Confidentiality, Availability and Integrity

Confidentiality, availability and integrity, known as the CIA triad, are considered the most crucial parts of security.

Confidentiality – is the assurance the information is not disclosed to unauthorised individuals, processes or devices while making sure authorised personnel can. The confidentiality of data can be adhered to by utilising strong complex passwords, two-factor authentication and information relating to combating social engineering attacks. Failure to maintain confidentiality means an individual has accessed data they are unauthorised to see

Integrity – this refers to data integrity and ensures that the data is stored accurately and contains no unauthorised modifications. Measures to protect the integrity of data can include file permissions, version control and access controls. Software flaws and vulnerabilities can lead to accidental losses in data integrity. There could also be the replacement of data with incorrect data. Strict access controls, intrusion detection, and hashing can combat these threats. If an individual attempt to access one page and gets redirected to another, this is a breach of integrity.
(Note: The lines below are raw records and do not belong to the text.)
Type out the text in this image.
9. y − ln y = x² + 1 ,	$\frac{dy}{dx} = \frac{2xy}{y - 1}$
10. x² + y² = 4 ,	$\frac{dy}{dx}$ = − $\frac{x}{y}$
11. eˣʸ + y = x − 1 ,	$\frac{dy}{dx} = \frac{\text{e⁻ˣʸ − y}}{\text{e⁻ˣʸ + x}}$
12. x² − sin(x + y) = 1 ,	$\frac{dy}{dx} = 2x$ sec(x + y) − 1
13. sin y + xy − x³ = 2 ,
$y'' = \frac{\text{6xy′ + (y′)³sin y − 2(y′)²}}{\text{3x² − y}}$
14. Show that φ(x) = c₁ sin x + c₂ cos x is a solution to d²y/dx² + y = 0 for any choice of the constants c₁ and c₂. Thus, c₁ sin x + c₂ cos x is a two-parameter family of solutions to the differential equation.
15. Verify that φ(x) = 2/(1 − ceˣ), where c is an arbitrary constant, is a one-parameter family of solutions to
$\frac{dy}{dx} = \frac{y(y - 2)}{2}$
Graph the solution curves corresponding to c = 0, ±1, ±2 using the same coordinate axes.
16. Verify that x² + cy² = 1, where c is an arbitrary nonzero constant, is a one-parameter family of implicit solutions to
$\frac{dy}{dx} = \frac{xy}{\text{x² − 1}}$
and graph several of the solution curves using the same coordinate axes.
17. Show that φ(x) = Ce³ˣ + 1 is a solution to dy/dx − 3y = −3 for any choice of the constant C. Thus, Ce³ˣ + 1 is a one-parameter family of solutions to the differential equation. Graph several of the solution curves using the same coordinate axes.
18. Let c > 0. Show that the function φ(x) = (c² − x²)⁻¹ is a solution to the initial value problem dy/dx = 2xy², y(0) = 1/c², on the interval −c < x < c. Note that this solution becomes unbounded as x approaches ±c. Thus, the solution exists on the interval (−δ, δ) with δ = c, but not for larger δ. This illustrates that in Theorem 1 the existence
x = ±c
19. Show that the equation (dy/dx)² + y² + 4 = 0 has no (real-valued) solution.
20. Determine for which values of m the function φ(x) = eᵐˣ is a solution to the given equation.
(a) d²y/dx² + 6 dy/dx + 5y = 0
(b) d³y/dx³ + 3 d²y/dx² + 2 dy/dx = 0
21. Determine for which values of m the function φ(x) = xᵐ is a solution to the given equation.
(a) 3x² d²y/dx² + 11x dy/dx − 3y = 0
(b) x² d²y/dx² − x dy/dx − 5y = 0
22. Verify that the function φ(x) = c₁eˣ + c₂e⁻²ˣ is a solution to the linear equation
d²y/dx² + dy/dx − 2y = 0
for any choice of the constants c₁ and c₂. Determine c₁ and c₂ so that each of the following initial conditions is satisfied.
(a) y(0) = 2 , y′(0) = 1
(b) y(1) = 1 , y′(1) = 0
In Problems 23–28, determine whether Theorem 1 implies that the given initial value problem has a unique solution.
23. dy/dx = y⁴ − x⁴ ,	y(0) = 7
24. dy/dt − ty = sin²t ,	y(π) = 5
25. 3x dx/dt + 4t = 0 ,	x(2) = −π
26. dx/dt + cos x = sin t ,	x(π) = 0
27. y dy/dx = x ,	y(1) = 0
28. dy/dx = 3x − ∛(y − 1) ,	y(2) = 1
Availability – means the information systems must be accessible to users for these systems to provide any value. Ideally, systems should be able to recover from disruptions in a timely manner. Availability of data can be hardened by ensuring that all software updates are adhered to, and redundancy designs should be used so that if a system fails, back-ups will be in place to ensure the data can be quickly recovered. An additional measure is to implement DDOS mitigation techniques to reduce the effectiveness of this attack and increase the likelihood of the system remaining online. A n individual unable to access a website is an example of availability being compromised.

Some assets have a critical confidentiality requirement (company trade secrets), some have critical integrity requirements (financial transaction values), and some have critical availability requirements (e-commerce web servers).